ルソーは、パリ市の入市税関の官吏として、27歳から49歳まで働き続けました。入市税関とは、街に運び込まれる物品の税を徴収する役所のことで、建材からワインやパンなど食料品にいたるまで、全ての物品が課税対象でした。パリ市の境界線には20世紀初めまで城壁があり、税関吏はそこで監視にあたっていました。
入市税関の勤務は過酷で、勤務時間は16~20時間、ときには24時間に及んだといいます。
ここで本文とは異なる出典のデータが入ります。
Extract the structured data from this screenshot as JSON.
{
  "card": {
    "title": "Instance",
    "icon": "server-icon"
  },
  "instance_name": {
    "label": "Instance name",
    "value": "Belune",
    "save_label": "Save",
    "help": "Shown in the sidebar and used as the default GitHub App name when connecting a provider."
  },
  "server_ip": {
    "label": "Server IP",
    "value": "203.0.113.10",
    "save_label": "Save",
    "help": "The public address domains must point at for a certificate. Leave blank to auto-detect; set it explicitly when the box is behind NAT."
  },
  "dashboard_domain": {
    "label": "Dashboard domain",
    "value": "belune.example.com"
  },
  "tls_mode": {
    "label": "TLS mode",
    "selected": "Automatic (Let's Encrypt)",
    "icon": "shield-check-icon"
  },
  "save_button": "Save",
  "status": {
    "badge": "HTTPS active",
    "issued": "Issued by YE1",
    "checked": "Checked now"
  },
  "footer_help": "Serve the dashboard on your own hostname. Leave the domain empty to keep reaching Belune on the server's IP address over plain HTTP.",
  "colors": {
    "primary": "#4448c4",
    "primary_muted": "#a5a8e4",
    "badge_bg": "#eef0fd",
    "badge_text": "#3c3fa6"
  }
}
ルソーは勤務中に郊外の風景に目を凝らし、休日を絵画制作にあてていました。

この《パリの要塞》(1909年・公益財団法人ひろしま美術館)は、パリ市の南西の交通の要衝ヴァンヴ門の外から城壁に沿って東の方角を眺めた風景と考えられています。ヴァンヴ門はパリ市14区と郊外を結ぶ門で、ルソーはここでの勤務経験がありました。

また、ルソーは休日に郊外に制作に出かけることもあったようです。
南に位置するモンスーリ公園(《「モンスーリ公園」のための習作(あずまや)》1908-1910年・ポーラ美術館蔵)や、西はパリ市外のシャラントン(《シャラントン=ル=ポン》 1905-1910年頃・ポーラ美術館蔵)へと足を伸ばしています。そのほか、セーヌ河沿いに、パリの中心にあるサン=ニコラ河岸、エッフェル塔が眺められるアンヴァリッド橋付近(《エッフェル塔とトロカデロ宮殿の眺望》 1896-1898年・ポーラ美術館蔵)も画題にしています。